Jean Dupuis – L’amateur de
coq.
Extrait de « Les horizons mauves » Renaud Strivay – 1921 La pipe aux lèvres, un coude appuyé sur la baguette du poêle, Jean Dupuis caresse de la main son coq vainqueur au dernier concours, tandis que dans un coin de la chambre son fils, riant bambin de quatre ans, regarde attentivement des images d’Epinal. Soudain la porte s’ouvre et d’une voie inquiète, sa femme, qui revient du magasin, l’interpelle brusquement:
-As-tu payé ta cotisation à la caisse de secours?
– Je ne suis plus affilié!
-Comment?
– J’ai fait rayer mon nom de la liste des membres. Je ne suis jamais malade, je ne vois pas pourquoi j’irais verser mon argent pour les autres.
– Et l’abonnement du journal?
– Je ne lis plus…Tous les jours, les politiciens servent la même rengaine, tu refuseras le reçu, je suis fatigué de leurs litanies…
– Et moi? je suis condamnée à lire dans les nuages… comme Mathieu Laensberg.
– Fais ton ménage. Cela vaudra beaucoup mieux.
– Tu veux donc mendier plus tard et …
– Je ne vis plus que pour mon coq.
– N’est-ce pas malheureux?
– Mais pas du tout! Bientôt je n’irai plus dans la bure; mon coq nous fournira la subsistance.
– Est-ce possible?
– Vivre sans rien faire, n’est-ce pas le rêve de tout le monde?
– Enfin tu veux laisser la moitié de tes quinzaines chez les mastroquets.
– Je ne suis pas seul dans ce cas, il y a des centaines de « coquelis » à présent.
– Jolie excuse ma foi.
– Les uns « font » dans les pigeons, d’autres dans les pinsons, mois je « fais » dans les coqs.
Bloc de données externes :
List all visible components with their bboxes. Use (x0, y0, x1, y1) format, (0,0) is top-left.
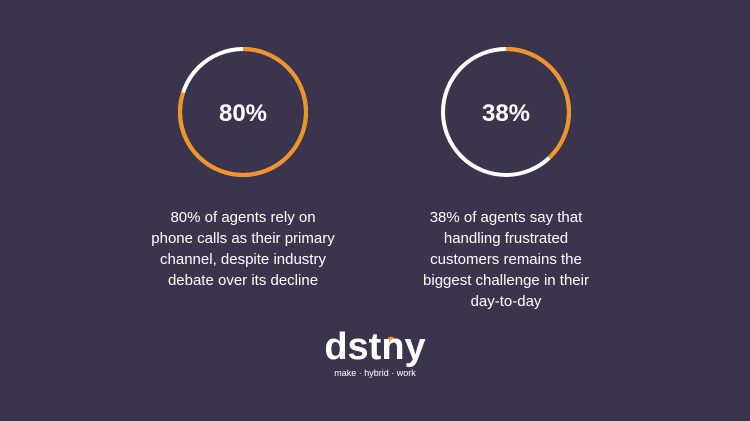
caption: 80% of agents rely on phone calls as the… (151, 209, 335, 289)
value-label: 80% (219, 100, 267, 127)
caption: 38% of agents say that handling frustrat… (423, 209, 589, 310)
tagline: make · hybrid · work (334, 368, 416, 378)
ring-arc (178, 47, 308, 177)
value-label: 38% (482, 100, 530, 127)
ring-arc (505, 47, 571, 160)
logo: dstny (324, 326, 426, 368)
logo-dot (387, 336, 395, 344)
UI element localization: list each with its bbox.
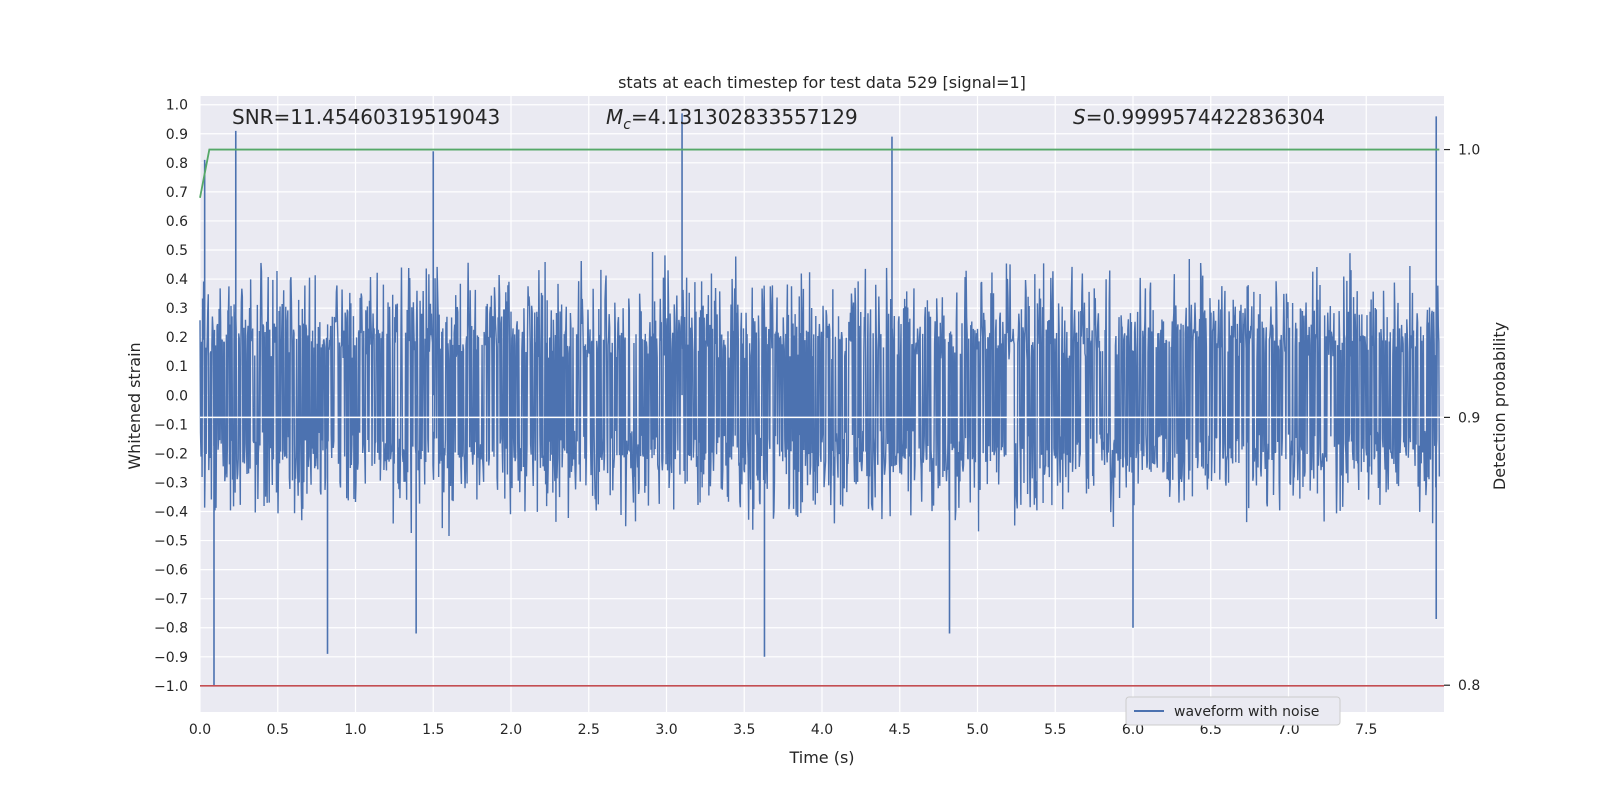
chart-title: stats at each timestep for test data 529… [618, 73, 1026, 92]
y-tick-label: 0.1 [166, 359, 188, 375]
s-value: =0.9999574422836304 [1086, 105, 1325, 129]
y2-tick-label: 0.9 [1458, 410, 1480, 426]
x-tick-label: 6.0 [1122, 722, 1144, 738]
x-tick-label: 7.0 [1277, 722, 1299, 738]
legend-label: waveform with noise [1174, 704, 1319, 720]
x-tick-label: 4.5 [889, 722, 911, 738]
y-tick-label: −0.5 [154, 534, 188, 550]
y-tick-label: −0.8 [154, 621, 188, 637]
x-axis-ticks: 0.0 0.5 1.0 1.5 2.0 2.5 3.0 3.5 4.0 4.5 5.0 5.5 6.0 6… [189, 722, 1378, 738]
y-tick-label: 0.9 [166, 127, 188, 143]
s-annotation: S=0.9999574422836304 [1073, 105, 1325, 129]
x-tick-label: 2.5 [578, 722, 600, 738]
y2-tick-label: 0.8 [1458, 678, 1480, 694]
x-tick-label: 0.0 [189, 722, 211, 738]
chirp-mass-symbol: M [606, 105, 623, 129]
y-tick-label: −1.0 [154, 679, 188, 695]
chirp-mass-annotation: Mc=4.131302833557129 [606, 105, 858, 133]
y-axis-label: Whitened strain [125, 342, 144, 469]
x-tick-label: 2.0 [500, 722, 522, 738]
y-tick-label: 0.3 [166, 301, 188, 317]
y-tick-label: −0.2 [154, 446, 188, 462]
y-axis-ticks: 1.0 0.9 0.8 0.7 0.6 0.5 0.4 0.3 0.2 0.1 0.0 −0.1 −0.… [154, 98, 188, 695]
chirp-mass-subscript: c [623, 117, 631, 133]
y-tick-label: 0.8 [166, 156, 188, 172]
y-tick-label: 0.4 [166, 272, 188, 288]
x-tick-label: 3.5 [733, 722, 755, 738]
chirp-mass-value: =4.131302833557129 [631, 105, 858, 129]
y-tick-label: −0.7 [154, 592, 188, 608]
x-tick-label: 4.0 [811, 722, 833, 738]
detection-probability-line [199, 148, 1440, 198]
y-tick-label: −0.6 [154, 563, 188, 579]
s-symbol: S [1073, 105, 1086, 129]
y-tick-label: 0.7 [166, 185, 188, 201]
series-waveform-with-noise [199, 113, 1441, 686]
y-tick-label: 0.2 [166, 330, 188, 346]
y2-tick-label: 1.0 [1458, 143, 1480, 159]
overlay-lines [199, 148, 1444, 687]
y2-axis-ticks: 1.0 0.9 0.8 [1444, 143, 1480, 694]
y-tick-label: −0.3 [154, 475, 188, 491]
snr-annotation: SNR=11.45460319519043 [232, 105, 500, 129]
y-tick-label: −0.9 [154, 650, 188, 666]
y-tick-label: 1.0 [166, 98, 188, 114]
x-tick-label: 3.0 [655, 722, 677, 738]
legend: waveform with noise [1125, 696, 1341, 726]
x-axis-label: Time (s) [788, 748, 854, 767]
y-tick-label: −0.1 [154, 417, 188, 433]
legend-box [1125, 696, 1341, 726]
waveform-noise-path [199, 252, 1441, 537]
x-tick-label: 5.5 [1044, 722, 1066, 738]
y-tick-label: 0.0 [166, 388, 188, 404]
y-tick-label: 0.6 [166, 214, 188, 230]
x-tick-label: 6.5 [1200, 722, 1222, 738]
x-tick-label: 0.5 [267, 722, 289, 738]
x-tick-label: 1.0 [344, 722, 366, 738]
y2-axis-label: Detection probability [1490, 322, 1509, 490]
x-tick-label: 1.5 [422, 722, 444, 738]
y-tick-label: 0.5 [166, 243, 188, 259]
x-tick-label: 5.0 [966, 722, 988, 738]
x-tick-label: 7.5 [1355, 722, 1377, 738]
y-tick-label: −0.4 [154, 505, 188, 521]
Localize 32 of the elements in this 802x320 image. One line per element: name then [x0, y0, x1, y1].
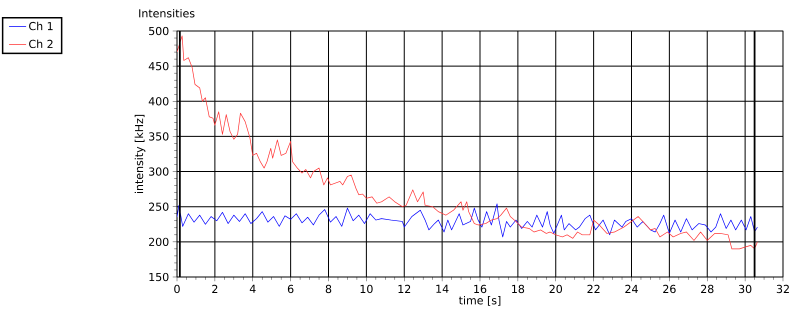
x-tick-label: 12	[398, 284, 410, 293]
line-series	[177, 204, 758, 238]
x-tick-label: 16	[474, 284, 486, 294]
y-tick-label: 200	[149, 238, 168, 246]
y-tick-label: 350	[149, 132, 168, 141]
y-tick-label: 500	[149, 26, 168, 36]
legend-label: Ch 2	[29, 40, 53, 48]
x-tick-label: 18	[512, 284, 524, 294]
x-tick-label: 8	[326, 284, 332, 294]
y-tick-label: 250	[149, 202, 168, 211]
y-tick-label: 300	[149, 167, 168, 176]
y-tick-label: 400	[148, 97, 168, 106]
x-tick-label: 30	[738, 284, 752, 294]
x-tick-label: 2	[212, 284, 218, 293]
x-tick-label: 20	[550, 284, 562, 294]
x-tick-label: 4	[250, 284, 256, 293]
x-tick-label: 24	[625, 284, 638, 293]
legend-label: Ch 1	[29, 22, 53, 30]
y-axis-title: intensity [kHz]	[134, 114, 146, 194]
x-axis-title: time [s]	[458, 296, 500, 306]
chart-title: Intensities	[139, 8, 194, 18]
x-tick-label: 32	[776, 284, 789, 294]
x-tick-label: 14	[436, 284, 449, 293]
x-tick-label: 0	[174, 284, 180, 294]
x-tick-label: 26	[663, 284, 676, 294]
y-tick-label: 150	[149, 272, 168, 282]
x-tick-label: 10	[360, 284, 373, 294]
x-tick-label: 28	[701, 284, 714, 294]
x-tick-label: 6	[288, 284, 294, 294]
line-series	[177, 36, 758, 250]
x-tick-label: 22	[587, 284, 600, 293]
y-tick-label: 450	[148, 62, 168, 70]
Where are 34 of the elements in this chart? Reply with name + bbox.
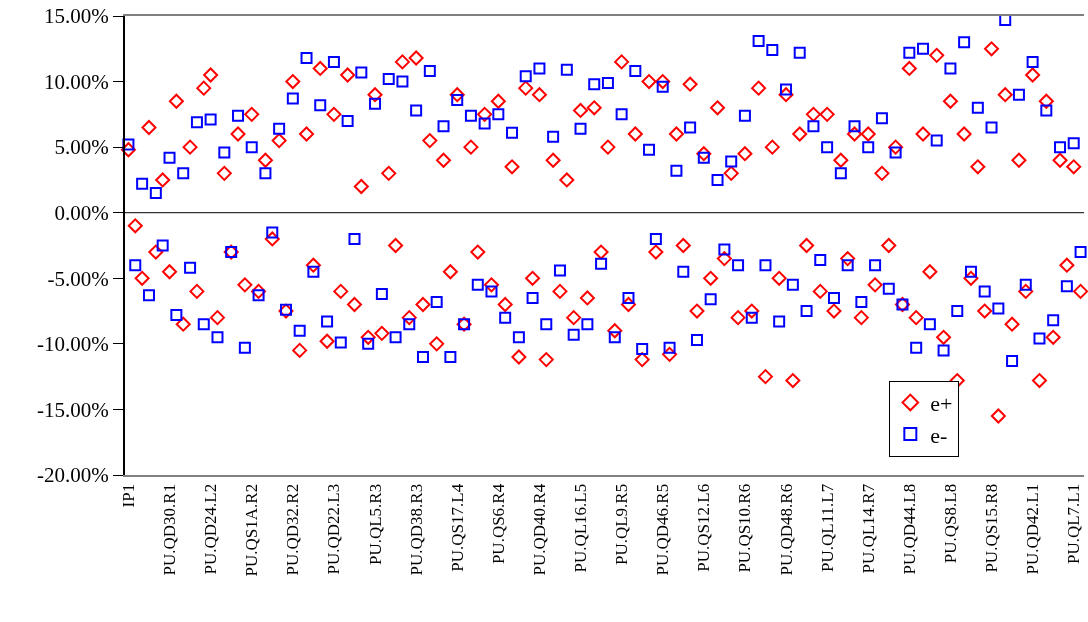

Il faut bien que l’on s’amuse un peu le dimanche.
– Et en semaine? Depuis dimanche tu es sorti trois fois avec ton coq, il faut que je lui coupe la tête.
– Malheureuse, si tu lui enlevais une plume!…
– J’ai compté ce que tu as dépensé depuis quinze jours pour les mises, les loges et les doublages: cent cinquante francs. Si à cette somme on ajoute tes amendes de la houillère et tes salaires perdus, tes frais de petites et de grandes gouttes, tes enjeux dans les prix, le bon lard du pays que tu donnes à cette pauvre bête que tu enfermes presque tout le temps dans la cave ou que tu écrases brutalement dans son panier, on arriverait certainement à trois cents francs. Tout ton argent prend le chemin du « Coq noir ». Aussi je n’ai plus que des jupes rapiécées, le petit n’a aucun jouet et toi, tu as l’air d’un mendigot. J’en suis vraiment honteuse. Il faudra que j’aille à la journée. – Les riches ont les tirs aux pigeons…
– Et beaucoup d’argent!
– Nous voulons gagner des « sous »…
– Oui… et vous ne semez partout que des ruines. Le divertissement des premiers jours est devenu une vraie passion.
– Ne sais-tu pas qu’il y a des femmes et même des enfants alignés au local des concours?…
– Oui, des enfants qui perdent l’école et des femmes qui laissent leur ménage à vau l’eau…C’est une calamité!
– Demain, je vais au grand concours de Lize… et j’espère bien y remporter le « bouquet, n’est-ce pas, Chanteclair?
– Cocorico!
Sept jours après on lisait dans un journal local les quelques lignes suivantes:
« Hier, au local du « Coq noir » deux coquelis en sont venus aux mains à la fin d’un concours. L’un d’eux, Jean Dupuis a reçu force coups de panier qui lui ont mis le visage en sang. Dans sa rage, il a étranglé son coq qui, paraît-il, lui a fait perdre ce jour là, près de cent cinquante francs. La police est saisie de l’affaire« . Après cet incident tragique, Jean Dupuis ne pratiqua plus son sport ridicule et redevint un ouvrier soucieux de son avenir.
Aussi l’aisance revint à son foyer et quand, au cours de ses promenades, il rencontrait un « coqueli » le « bot » au côté, il serrait nerveusement les poings et, dans la navrance de ses souvenirs, déplorait hautement sa néfaste passion.